Op 12 oktober 2020 heeft de voorzieningenrechter van de Rechtbank Amsterdam uitspraak gedaan in een zaak betreffende een verzoek om voorlopige voorziening van een Oekraïense verzoeker die bezwaar had gemaakt tegen de herziening en terugvordering van zijn bijstandsuitkering. Het college van burgemeester en wethouders van Amsterdam had op 23 juli 2020 besloten om de kostendelersnorm toe te passen op de bijstandsuitkering van verzoeker, omdat hij samenwoonde met een kostendeler. Verzoeker betwistte deze beslissing en vroeg om een voorlopige voorziening om zijn bijstandsuitkering onverkort voort te zetten.

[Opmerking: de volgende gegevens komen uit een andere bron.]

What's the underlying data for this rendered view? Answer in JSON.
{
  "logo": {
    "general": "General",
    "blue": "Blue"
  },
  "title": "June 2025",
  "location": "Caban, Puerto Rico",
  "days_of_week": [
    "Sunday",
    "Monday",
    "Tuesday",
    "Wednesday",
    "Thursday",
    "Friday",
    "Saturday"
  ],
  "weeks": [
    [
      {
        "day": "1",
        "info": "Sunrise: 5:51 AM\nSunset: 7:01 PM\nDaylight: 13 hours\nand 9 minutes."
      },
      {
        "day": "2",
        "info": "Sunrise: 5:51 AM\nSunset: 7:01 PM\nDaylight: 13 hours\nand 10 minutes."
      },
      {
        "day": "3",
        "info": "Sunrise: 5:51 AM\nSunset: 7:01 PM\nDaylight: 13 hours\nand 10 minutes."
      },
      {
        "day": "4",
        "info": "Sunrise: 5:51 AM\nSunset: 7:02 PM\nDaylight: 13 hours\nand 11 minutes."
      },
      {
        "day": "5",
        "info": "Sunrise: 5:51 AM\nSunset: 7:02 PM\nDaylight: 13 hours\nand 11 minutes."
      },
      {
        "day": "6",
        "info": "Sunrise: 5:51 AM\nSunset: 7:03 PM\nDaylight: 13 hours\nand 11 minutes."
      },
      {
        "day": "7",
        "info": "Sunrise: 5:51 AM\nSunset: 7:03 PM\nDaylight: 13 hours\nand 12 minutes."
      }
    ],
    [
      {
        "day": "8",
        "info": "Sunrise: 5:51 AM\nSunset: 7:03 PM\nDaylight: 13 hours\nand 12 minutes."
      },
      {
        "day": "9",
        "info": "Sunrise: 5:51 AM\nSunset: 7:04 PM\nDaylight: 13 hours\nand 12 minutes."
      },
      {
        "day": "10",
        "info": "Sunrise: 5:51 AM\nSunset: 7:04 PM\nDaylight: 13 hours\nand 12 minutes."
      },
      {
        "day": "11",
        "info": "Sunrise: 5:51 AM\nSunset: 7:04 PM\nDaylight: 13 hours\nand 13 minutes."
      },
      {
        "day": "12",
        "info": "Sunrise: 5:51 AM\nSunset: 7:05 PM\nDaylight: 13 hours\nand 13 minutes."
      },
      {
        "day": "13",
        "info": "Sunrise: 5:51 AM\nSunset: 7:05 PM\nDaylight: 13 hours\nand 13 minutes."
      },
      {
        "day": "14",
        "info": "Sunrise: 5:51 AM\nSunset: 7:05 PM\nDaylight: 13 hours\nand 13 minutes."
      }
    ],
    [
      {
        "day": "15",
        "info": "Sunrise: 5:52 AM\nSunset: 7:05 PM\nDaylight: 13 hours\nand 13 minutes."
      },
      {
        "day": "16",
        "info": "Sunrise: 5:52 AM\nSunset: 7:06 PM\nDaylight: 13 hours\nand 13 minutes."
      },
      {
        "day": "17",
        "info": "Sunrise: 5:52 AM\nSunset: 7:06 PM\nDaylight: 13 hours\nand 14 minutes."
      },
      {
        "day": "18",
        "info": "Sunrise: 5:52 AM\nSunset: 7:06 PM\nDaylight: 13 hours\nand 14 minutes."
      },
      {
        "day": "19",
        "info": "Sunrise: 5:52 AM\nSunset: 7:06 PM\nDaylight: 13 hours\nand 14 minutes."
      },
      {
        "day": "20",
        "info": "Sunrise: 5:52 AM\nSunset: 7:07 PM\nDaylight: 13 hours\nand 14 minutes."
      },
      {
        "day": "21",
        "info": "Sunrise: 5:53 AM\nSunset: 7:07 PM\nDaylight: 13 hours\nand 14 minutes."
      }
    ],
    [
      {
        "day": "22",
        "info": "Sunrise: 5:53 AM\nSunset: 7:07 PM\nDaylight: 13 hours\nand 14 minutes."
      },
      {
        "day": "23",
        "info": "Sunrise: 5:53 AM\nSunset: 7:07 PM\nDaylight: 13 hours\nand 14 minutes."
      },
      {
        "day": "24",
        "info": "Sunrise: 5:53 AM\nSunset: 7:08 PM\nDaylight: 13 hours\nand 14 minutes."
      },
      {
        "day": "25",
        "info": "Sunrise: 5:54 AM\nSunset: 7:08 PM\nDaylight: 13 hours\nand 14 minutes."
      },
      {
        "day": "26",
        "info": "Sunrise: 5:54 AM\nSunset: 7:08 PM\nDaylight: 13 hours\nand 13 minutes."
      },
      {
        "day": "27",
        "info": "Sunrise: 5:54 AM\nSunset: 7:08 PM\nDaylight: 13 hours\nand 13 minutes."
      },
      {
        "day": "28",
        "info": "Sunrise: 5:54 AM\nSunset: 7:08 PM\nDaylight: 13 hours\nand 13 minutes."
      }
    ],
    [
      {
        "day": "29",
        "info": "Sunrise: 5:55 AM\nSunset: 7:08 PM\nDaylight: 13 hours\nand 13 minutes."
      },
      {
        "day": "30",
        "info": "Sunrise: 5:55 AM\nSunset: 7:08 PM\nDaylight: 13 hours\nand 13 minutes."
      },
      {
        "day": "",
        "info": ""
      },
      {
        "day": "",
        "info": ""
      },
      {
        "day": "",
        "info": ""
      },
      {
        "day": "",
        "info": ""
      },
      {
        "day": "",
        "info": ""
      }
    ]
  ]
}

Tijdens de zitting op 29 september 2020 werd duidelijk dat de echtgenote van verzoeker, die ook Oekraïense is, ten onrechte als kostendeler was aangemerkt. De voorzieningenrechter oordeelde dat het college niet had onderkend dat de echtgenote een samenwonende echtgenote was en dat de toepassing van de kostendelersnorm niet correct was. De voorzieningenrechter besloot dat het belang van verzoeker bij de schorsing van de bestreden besluiten zwaarder woog dan het belang van het college bij de uitvoering van die besluiten.
De voorzieningenrechter heeft het verzoek om voorlopige voorziening toegewezen en de bestreden besluiten geschorst, waardoor verzoekers bijstandsuitkering naar de norm van alleenstaande werd voortgezet. De voorzieningenrechter heeft ook bepaald dat het college het door verzoeker betaalde griffierecht moest vergoeden en veroordeelde het college in de proceskosten van verzoeker, vastgesteld op € 1.050,-. Deze uitspraak is openbaar uitgesproken en er staat geen hoger beroep open tegen deze beslissing.